Cet épisode témoigne peut-être surtout de l’énervement d’une professionnelle de la politique, fatiguée par des années de mandat difficiles à la tête de son propre pays, face à un dirigeant français faisant preuve d’un certain amateurisme. Puisque Emmanuel Macron a bien vu que personne ne répondait vraiment en Europe à ses discours de 2017, en bon professionnel, il aurait dû comprendre qu’il était inutile d’insister et qu’il fallait passer à autre chose. De plus, Angela Merkel se trouve elle-même face à l’évolution compliquée du paysage politique allemand. Elle n’a sans doute pas envie en plus d’avoir à gérer une crise diplomatique au sein de l’Union européenne provoquée par le Président français, résolu à obtenir une réponse positive de ses partenaires. 

Pour ce qui est du couple franco-allemand, il faut d’abord noter que la réconciliation franco-allemande reste à ce jour l’un des récits fondateurs de l’Union européenne actuelle. Personne ne le remet en cause, et l’on continue à accumuler des symboles de cette réconciliation avec le nouveau Traité de l’Elysée signé sous la Présidence Macron. Sur ce fond de réconciliation et de coopération, la relation franco-allemande a toujours été, depuis les années 1950, faite de hauts et de bas, souvent symbolisés pour les grands moments par des couples (De Gaulle-Adenauer, Schmidt-VGE, Mitterrand-Kohl). Les deux derniers présidents français (Sarkozy et Hollande) ne rentreront cependant dans l’histoire de l’intégration européenne que comme le maillon faible d’un couple franco-allemand désormais fortement dominé par l’Allemagne. Le « Merkozy » du temps de Sarkozy fut ainsi surtout un règne sans partage d’Angela Merkel et de son Ministre de l’économie de l’époque, et Hollande fut des plus inexistants. Il est possible que les relations personnelles s’enveniment désormais entre Merkel et Macron, parce que ce dernier veut redonner à la France une parité de leadership, ce à quoi, évidemment, Angela Merkel ne souhaite pas s’habituer sur le tard. 

Par ailleurs, même si les relations personnelles entre les dirigeants sont importantes, il reste que les deux pays divergent sur bien des points dans leur appréciation de la situation mondiale, parce qu’ils n’ont pas les mêmes contraintes de fait. Par exemple, la France ne peut pas se désintéresser de ce qui se passe au Sahel et en Afrique de l’Ouest, ou encore dans le Pacifique (avec la Nouvelle Calédonie, la Polynésie) ou l’Océan Indien (Mayotte, la Réunion).
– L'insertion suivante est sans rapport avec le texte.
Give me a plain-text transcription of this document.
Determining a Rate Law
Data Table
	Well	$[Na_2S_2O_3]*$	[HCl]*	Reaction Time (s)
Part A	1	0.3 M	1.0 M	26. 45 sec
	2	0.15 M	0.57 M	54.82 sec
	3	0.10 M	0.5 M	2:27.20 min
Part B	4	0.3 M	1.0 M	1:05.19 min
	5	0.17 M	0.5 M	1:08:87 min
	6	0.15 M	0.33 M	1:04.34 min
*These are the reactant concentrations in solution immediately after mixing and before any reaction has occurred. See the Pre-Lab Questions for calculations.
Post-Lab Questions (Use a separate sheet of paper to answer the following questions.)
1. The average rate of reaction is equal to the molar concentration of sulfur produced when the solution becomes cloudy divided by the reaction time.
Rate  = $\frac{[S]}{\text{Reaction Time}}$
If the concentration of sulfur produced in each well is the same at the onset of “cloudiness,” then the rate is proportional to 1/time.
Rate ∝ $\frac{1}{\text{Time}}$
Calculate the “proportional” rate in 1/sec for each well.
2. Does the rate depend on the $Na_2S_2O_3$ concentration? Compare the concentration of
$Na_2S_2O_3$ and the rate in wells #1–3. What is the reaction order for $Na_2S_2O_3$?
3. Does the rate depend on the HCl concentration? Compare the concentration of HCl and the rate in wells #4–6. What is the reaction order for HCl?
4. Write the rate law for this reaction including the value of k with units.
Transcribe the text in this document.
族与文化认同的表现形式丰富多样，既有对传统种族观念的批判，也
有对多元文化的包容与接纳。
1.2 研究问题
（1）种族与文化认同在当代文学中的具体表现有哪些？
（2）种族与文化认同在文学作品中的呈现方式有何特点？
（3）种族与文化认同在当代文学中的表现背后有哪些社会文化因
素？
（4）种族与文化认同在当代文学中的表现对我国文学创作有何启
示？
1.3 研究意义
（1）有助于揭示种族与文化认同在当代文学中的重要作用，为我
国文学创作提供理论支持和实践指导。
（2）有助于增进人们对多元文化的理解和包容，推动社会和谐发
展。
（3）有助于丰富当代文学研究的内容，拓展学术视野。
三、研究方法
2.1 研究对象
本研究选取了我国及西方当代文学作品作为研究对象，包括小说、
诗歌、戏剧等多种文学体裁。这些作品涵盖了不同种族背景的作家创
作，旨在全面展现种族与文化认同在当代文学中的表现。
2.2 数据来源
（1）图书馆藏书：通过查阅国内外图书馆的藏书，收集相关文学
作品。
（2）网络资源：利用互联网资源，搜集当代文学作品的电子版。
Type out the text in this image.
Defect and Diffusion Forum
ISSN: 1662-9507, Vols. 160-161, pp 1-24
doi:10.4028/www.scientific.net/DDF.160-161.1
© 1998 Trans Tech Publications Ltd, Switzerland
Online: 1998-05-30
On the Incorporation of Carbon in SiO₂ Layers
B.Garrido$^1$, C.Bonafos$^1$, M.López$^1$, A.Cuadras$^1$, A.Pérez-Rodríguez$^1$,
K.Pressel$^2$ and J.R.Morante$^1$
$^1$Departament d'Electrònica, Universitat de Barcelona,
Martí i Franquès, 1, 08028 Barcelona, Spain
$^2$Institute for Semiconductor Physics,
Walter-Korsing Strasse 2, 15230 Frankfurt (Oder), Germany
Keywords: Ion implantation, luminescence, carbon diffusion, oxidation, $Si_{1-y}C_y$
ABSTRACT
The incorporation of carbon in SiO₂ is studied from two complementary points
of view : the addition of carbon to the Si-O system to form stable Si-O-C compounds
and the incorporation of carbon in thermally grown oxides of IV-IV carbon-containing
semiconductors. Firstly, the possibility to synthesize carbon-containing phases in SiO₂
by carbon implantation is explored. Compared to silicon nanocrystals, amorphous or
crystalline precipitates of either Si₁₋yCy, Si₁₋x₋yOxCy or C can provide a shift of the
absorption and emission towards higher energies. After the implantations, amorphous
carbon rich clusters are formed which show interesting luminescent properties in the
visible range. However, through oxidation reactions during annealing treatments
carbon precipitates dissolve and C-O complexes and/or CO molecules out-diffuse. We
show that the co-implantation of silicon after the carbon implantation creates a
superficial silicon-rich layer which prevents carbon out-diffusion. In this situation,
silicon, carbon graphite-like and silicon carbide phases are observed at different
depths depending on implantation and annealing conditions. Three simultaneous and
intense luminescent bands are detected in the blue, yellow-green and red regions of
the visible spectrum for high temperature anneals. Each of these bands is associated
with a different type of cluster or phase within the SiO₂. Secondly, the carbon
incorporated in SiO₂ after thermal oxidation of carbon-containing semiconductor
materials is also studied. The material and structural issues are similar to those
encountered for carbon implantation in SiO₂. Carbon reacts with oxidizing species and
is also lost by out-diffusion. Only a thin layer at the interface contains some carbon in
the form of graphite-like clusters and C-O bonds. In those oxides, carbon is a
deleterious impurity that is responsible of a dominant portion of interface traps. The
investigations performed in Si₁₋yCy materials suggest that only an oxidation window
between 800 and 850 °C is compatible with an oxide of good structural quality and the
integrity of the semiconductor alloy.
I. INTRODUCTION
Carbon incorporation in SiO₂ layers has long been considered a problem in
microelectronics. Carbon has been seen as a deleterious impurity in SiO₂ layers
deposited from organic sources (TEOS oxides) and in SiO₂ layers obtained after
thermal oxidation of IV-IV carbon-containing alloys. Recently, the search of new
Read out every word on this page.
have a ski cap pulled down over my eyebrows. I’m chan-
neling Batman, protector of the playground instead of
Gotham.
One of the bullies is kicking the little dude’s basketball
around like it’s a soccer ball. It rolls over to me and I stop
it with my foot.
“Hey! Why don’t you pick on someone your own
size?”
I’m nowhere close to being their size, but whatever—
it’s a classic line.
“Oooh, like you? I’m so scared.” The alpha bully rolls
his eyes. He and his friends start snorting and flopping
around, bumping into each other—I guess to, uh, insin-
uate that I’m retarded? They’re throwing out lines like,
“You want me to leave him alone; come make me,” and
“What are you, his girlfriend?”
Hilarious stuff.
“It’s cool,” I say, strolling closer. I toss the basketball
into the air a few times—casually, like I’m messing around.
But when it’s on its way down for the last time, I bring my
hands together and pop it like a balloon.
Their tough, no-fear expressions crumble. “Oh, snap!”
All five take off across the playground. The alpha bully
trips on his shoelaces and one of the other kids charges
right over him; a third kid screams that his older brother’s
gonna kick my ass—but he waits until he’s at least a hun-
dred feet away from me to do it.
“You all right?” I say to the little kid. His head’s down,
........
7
Pour montrer sa bonne volonté, l’Allemagne se force à le faire pour le Sahel, mais sans avoir complètement pris conscience de l’enjeu. Plus généralement, les sociétés allemandes et françaises n’évoluent pas exactement de la même manière : l’Allemagne connait par exemple peu le terrorisme islamiste autochtone, alors même que de nombreux habitants du pays sont désormais musulmans (d’origine turque), mais notre voisin est confronté à un terrorisme néo-nazi des « Allemands de souche » qui infiltrerait jusqu’à ses propres forces armées et services de sécurité ; inversement, la France est, avec la Belgique, le pays d’Europe le plus frappé par un terrorisme islamiste venu des tréfonds de la société française, comme vient de le montrer encore une fois la grande étude de la Fondapol sur le terrorisme dans le monde depuis 1979. 

Au-delà du cas franco-allemand, force est de constater que 70 années d’intégration européenne par le haut et par l’économie n’ont pas réussi à faire une société européenne unique, d’où les difficultés pour agir en commun face aux défis du monde dangereux qui se profile.